There was a time when it was not technology alone that bore the name techne. Once that revealing that brings forth truth into the splendor of radiant appearing also was called techne. Once there was a time when the bringing-forth of the true into the beautiful was called techne. And the poiesis of the fine arts also was called techne. (Martin Heidegger)
Art, technology, all techne serves as a means to teach us what it means to be human as they learn to be more human. In this age where technology continues to learn how to be human, can art learn to be human within this technological age, can it concern itself with thinking what is near, what looms over our age, both hovering and covering with its web of links?
          Art is now dwelling at the heart of the greatest danger and yet technology offers to save art in several senses. At one level, literally technology helps to advance the art of preservation, a preservation that is not just limited to restoration, but an expansion of art to new audiences. While mechanical reproduction is the ruination of aura for Benjamin, it is also the means of spreading art to new multitudes.

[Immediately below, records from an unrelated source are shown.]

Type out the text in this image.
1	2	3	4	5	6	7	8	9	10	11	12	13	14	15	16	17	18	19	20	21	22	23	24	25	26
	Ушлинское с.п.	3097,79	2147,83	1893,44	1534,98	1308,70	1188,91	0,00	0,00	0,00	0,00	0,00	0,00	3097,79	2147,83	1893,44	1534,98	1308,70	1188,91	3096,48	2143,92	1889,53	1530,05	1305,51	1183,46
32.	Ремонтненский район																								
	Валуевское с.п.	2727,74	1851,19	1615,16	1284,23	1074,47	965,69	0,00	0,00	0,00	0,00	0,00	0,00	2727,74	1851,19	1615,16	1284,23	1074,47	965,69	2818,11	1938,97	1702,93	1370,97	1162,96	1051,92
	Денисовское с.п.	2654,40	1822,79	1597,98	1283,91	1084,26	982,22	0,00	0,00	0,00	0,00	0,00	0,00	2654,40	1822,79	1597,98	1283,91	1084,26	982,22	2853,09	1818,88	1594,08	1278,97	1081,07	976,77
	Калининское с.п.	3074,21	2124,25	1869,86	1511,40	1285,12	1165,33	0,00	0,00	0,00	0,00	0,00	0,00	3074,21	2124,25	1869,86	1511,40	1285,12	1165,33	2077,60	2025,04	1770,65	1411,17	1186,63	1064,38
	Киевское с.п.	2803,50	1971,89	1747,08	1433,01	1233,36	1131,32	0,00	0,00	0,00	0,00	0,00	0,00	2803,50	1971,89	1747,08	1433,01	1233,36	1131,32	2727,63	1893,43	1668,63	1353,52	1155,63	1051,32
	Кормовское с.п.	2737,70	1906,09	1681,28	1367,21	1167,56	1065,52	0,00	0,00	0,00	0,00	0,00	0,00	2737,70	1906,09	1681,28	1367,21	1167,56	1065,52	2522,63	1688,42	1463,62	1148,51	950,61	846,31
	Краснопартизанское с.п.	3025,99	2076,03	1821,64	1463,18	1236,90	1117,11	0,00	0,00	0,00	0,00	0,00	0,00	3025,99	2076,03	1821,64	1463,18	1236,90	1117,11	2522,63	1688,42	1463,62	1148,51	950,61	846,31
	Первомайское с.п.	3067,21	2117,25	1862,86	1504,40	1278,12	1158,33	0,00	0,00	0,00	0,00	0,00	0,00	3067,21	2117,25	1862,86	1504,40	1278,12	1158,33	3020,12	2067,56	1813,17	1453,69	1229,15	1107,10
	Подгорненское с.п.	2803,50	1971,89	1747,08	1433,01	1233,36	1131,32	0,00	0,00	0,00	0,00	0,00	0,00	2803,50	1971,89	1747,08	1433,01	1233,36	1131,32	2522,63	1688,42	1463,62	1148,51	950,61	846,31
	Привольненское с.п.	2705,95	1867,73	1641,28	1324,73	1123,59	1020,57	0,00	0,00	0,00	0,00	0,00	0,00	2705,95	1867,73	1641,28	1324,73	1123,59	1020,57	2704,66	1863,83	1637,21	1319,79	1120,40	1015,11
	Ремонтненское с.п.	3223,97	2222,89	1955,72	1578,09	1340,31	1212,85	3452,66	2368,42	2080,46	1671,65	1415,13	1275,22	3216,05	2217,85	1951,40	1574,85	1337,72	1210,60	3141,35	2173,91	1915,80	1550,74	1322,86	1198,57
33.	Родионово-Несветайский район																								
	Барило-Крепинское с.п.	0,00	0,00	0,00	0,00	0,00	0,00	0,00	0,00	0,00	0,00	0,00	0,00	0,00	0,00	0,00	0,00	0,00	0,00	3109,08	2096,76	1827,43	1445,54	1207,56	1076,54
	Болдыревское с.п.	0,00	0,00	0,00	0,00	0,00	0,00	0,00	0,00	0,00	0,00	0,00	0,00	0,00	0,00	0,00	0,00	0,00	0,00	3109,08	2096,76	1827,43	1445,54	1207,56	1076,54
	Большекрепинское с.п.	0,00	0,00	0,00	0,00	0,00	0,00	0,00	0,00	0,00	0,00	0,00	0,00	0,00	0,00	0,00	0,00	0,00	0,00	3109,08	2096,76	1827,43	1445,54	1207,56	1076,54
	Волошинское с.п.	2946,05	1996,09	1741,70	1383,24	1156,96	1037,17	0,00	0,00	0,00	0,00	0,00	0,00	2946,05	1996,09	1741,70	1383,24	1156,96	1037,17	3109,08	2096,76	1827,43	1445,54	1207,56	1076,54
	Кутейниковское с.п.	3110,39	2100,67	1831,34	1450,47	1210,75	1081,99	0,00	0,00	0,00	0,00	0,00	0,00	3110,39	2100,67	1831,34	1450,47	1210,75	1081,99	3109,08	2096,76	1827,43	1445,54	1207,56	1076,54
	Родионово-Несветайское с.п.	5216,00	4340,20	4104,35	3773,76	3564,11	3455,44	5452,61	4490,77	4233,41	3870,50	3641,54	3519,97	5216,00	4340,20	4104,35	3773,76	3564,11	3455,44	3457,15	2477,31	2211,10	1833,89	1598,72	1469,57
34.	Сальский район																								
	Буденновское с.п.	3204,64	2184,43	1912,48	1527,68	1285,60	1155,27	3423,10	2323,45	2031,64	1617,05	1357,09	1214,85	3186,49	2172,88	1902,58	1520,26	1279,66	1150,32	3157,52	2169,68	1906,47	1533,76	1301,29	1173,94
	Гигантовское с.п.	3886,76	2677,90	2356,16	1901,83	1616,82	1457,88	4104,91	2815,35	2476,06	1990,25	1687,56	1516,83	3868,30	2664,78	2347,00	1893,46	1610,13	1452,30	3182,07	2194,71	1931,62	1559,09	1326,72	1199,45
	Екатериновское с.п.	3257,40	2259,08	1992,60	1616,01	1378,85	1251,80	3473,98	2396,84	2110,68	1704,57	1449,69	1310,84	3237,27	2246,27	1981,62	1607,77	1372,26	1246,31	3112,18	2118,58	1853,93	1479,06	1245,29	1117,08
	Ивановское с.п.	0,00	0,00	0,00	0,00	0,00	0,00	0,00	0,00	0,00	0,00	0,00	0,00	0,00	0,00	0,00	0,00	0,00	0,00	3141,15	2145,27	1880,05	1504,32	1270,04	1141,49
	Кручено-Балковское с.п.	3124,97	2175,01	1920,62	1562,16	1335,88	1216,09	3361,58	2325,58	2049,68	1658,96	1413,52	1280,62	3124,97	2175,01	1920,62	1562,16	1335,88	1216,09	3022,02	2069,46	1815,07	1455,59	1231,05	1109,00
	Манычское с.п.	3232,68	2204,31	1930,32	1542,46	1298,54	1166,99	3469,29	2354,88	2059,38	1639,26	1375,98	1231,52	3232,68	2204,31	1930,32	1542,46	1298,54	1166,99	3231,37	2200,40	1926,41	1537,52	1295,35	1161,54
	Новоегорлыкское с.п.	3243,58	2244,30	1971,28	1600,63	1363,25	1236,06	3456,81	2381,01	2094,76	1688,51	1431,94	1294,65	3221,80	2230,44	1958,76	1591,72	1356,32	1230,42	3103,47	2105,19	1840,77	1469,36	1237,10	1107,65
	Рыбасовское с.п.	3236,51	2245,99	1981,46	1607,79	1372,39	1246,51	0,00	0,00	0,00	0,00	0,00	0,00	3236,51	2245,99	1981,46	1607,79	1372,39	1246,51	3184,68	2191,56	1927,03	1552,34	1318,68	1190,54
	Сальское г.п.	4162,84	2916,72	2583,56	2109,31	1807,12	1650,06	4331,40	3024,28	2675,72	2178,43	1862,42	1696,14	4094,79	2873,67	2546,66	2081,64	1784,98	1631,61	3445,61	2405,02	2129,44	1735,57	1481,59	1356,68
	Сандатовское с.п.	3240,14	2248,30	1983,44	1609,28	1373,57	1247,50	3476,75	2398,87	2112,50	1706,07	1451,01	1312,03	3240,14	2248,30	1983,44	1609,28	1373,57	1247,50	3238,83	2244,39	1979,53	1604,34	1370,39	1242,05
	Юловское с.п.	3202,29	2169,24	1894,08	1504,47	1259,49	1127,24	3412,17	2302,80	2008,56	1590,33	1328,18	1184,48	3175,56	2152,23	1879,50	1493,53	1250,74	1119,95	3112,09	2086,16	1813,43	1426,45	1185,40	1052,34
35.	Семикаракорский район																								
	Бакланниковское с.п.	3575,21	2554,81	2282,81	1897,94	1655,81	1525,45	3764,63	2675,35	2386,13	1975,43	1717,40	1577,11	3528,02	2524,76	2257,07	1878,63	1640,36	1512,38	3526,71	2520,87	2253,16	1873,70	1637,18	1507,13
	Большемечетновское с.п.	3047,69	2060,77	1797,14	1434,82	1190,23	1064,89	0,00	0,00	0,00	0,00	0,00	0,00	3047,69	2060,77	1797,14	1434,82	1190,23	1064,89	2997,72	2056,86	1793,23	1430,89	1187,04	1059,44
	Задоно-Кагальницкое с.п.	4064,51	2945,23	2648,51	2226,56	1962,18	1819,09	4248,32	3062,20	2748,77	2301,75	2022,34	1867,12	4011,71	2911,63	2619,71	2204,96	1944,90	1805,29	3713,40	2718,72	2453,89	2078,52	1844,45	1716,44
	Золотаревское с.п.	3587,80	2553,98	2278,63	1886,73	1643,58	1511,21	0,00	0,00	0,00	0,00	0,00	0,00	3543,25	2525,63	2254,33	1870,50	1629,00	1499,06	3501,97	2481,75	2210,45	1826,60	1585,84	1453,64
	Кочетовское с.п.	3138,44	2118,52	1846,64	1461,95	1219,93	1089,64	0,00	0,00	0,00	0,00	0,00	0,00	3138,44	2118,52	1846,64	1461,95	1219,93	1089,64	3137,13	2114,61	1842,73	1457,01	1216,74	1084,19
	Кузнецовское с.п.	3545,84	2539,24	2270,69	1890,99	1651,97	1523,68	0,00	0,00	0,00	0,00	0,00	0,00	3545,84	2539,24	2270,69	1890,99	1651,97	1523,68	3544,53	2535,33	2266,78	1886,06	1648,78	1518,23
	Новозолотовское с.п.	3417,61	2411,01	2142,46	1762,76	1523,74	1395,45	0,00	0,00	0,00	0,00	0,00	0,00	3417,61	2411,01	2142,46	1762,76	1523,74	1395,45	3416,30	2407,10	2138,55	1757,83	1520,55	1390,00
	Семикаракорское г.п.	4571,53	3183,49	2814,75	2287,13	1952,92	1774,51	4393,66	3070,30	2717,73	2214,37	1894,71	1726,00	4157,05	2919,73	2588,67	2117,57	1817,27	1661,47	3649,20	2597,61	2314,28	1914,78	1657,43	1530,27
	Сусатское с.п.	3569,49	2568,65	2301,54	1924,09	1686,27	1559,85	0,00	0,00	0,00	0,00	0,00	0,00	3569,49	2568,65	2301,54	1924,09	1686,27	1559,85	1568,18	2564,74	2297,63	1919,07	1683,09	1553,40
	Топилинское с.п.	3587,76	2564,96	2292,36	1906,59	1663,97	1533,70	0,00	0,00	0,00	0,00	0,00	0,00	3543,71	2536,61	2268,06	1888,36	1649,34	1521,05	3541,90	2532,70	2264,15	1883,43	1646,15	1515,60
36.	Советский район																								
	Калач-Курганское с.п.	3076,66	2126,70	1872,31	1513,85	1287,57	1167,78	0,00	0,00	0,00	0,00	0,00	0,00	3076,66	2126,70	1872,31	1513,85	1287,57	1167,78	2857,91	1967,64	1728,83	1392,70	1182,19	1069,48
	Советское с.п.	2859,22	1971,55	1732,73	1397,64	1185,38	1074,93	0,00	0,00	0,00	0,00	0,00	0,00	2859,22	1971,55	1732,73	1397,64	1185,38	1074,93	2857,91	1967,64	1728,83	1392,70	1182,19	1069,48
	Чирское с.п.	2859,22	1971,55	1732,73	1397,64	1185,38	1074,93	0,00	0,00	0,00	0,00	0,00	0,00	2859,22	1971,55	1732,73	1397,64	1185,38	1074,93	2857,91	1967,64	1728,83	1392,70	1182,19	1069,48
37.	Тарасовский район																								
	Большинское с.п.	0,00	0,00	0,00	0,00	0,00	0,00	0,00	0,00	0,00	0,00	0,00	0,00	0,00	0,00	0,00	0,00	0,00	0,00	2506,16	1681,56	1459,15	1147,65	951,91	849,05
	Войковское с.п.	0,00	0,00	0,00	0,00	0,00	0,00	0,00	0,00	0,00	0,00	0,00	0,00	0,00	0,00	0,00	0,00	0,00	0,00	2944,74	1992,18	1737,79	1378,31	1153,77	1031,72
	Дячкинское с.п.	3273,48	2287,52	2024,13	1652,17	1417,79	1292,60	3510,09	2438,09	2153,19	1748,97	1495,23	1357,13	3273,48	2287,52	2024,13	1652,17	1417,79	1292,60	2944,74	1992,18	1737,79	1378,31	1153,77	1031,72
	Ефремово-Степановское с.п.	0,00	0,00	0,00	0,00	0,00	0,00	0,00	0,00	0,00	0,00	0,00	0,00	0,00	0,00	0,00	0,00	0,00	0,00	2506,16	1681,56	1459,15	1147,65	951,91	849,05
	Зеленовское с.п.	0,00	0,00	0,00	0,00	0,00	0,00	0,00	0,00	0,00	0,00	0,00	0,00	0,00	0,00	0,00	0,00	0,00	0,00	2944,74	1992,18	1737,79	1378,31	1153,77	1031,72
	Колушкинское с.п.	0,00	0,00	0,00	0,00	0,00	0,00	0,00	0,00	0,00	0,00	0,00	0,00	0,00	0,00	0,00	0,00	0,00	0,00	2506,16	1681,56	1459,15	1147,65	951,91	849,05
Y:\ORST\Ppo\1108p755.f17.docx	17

Two, technology offers new mediums, transforming the notion of art, leading to video, installation, and digital art, to name just a few of the new mediums.

          Art must entrench itself within the loom of technology and the technology of the loom, providing a realm where we come to a confrontation with technology. This is, in part, the reason for the emergence in our age of the inter-relation, the renewed inter-relation between art and technology. Just as during the late eighteenth century, the type of thinking that orders the world in technological terms, that weaves together a world of technology reigns in the world today, infectiously persistent in its infiltration into every facet of our lives. However, just as during the late eighteenth century, art again emerges and engages the technological, to unweave what the world of technology tries to weave together, to take the world of technology and make technology just another strand within the tapestry of art, to use technology not as a crass tool to bridge the gap, but to use it as a means to cross over and back, between self and other, to open up to community, to communication, to the openness of revelation, to undo the frameworks that negate the other through knowing the other, through knowing/no-ing the world, allowing a space, a frontier, where the other looms, where the other emerges. Today, as in the late eighteenth century, the weaving together of art and technology can offer through techne that which saves and salvages us from the savaging the human endures for the sake of technology. For art, too, endures the technological. Art is the other of technology.